US hotels post historic declines in COVID-19 swoon, STR data shows
March 25, 2020 | Jake Mooney | S&P Global Market Intelligence
The U.S. hotel industry continued its plunge as a result of the COVID-19 pandemic, with occupancy down 56.4% year over year to 30.3% in the week ended March 21, data from STR shows.
Revenue per available room fell 69.5% to $28.32 for the same period, and the average daily rate fell 30.2% to $93.41. The RevPAR decrease was unprecedented, and worse than declines following Sept. 11, 2001, and the 2008 financial crisis, STR senior vice president of lodging insights Jan Freitag said in a news release.
With most U.S. events canceled, group occupancy fell to 1%, in a year-over-year RevPAR decline of 96.6%.
“Seven of 10 rooms were empty around the country,” he said. “That average is staggering on its own, but it’s tougher to process when you consider that occupancy will likely fall further.”
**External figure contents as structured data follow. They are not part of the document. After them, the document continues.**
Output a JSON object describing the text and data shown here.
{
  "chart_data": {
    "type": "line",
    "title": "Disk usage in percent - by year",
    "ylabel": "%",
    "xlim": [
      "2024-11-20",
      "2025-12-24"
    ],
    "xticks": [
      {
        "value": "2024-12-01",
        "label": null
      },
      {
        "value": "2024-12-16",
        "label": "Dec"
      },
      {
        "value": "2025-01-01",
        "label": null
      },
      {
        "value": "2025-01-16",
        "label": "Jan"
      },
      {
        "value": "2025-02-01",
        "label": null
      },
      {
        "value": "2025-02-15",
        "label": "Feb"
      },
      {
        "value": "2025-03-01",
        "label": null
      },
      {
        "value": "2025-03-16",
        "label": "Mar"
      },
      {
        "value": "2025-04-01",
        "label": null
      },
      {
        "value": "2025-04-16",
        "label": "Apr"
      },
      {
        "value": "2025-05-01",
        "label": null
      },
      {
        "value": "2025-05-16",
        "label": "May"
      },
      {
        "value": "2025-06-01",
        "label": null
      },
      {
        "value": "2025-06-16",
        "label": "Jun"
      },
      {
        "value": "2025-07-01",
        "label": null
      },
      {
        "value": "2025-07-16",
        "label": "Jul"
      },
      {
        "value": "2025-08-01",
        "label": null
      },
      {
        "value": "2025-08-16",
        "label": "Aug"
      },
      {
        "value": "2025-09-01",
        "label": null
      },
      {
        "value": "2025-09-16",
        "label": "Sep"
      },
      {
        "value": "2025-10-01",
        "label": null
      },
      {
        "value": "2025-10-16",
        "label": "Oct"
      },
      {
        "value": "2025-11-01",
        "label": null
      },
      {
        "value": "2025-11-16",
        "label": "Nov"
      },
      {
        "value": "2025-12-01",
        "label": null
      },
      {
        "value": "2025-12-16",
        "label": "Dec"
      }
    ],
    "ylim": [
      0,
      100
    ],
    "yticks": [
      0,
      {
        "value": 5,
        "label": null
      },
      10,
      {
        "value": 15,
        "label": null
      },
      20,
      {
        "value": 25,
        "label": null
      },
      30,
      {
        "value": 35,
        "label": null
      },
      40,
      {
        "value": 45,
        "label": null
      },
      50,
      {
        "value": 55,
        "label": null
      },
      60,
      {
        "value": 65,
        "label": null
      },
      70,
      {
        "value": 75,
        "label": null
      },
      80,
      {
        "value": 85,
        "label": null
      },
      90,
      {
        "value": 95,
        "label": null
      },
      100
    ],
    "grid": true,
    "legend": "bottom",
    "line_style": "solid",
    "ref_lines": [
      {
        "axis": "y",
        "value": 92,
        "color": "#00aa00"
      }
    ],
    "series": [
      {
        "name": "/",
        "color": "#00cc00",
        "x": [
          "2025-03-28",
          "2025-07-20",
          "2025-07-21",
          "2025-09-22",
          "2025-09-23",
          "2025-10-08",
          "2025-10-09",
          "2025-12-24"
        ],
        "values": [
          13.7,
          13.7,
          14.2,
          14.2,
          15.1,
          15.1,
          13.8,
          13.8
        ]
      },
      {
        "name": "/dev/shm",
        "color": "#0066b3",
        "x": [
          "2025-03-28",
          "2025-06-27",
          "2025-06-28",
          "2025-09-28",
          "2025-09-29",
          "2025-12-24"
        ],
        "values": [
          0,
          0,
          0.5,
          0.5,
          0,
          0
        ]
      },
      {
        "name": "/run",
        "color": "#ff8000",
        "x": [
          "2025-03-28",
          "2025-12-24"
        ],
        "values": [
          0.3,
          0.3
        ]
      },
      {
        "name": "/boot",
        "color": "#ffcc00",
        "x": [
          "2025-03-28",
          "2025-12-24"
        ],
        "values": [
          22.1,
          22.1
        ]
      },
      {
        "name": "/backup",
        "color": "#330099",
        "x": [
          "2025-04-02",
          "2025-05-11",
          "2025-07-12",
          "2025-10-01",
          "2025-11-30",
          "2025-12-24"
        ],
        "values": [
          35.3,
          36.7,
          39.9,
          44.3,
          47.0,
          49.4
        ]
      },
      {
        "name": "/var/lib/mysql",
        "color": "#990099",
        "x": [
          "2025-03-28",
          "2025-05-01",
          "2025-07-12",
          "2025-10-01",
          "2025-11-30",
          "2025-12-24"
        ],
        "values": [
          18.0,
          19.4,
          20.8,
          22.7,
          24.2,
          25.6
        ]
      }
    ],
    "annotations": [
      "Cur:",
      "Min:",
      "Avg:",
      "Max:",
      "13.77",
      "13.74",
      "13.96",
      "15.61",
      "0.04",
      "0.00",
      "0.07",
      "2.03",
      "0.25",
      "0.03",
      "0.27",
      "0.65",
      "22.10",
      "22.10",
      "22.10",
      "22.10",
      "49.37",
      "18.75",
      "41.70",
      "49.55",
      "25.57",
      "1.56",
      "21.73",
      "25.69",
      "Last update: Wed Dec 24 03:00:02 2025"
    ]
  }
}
Data for the top 25 U.S. markets was worse than data for the country as a whole, with occupancy falling 66.3%, to 26.2%; average daily rate falling 35.2% to $105.40; and RevPAR falling 78.2% to $27.59.
The worst declines in all three metrics were in the San Francisco/San Mateo, Calif., area, where occupancy fell 80.7%, to 16.6%, average daily rate fell 44.7% to $151.25 and RevPAR fell 89.3% to $25.08.
In New York, RevPAR fell 86.5% to $26.98 and occupancy fell 80.5% to 16.8%. In New Orleans, RevPAR fell 86.5% to $20.02 and occupancy fell 76.0%, to 20.2%.
Robert W. Baird analyst Michael Bellisario said in a note that the metrics are likely to decline further as cities, and potentially air travel, shut down across the country.
While major hotel companies appear sufficiently well-capitalized to survive, Bellisario wrote, “Investor sentiment is quite negative and many of our conversations have been focused on liquidity risks and the likelihood of hotel companies remaining going concerns — worst-case scenarios have begun to be priced into stock prices.”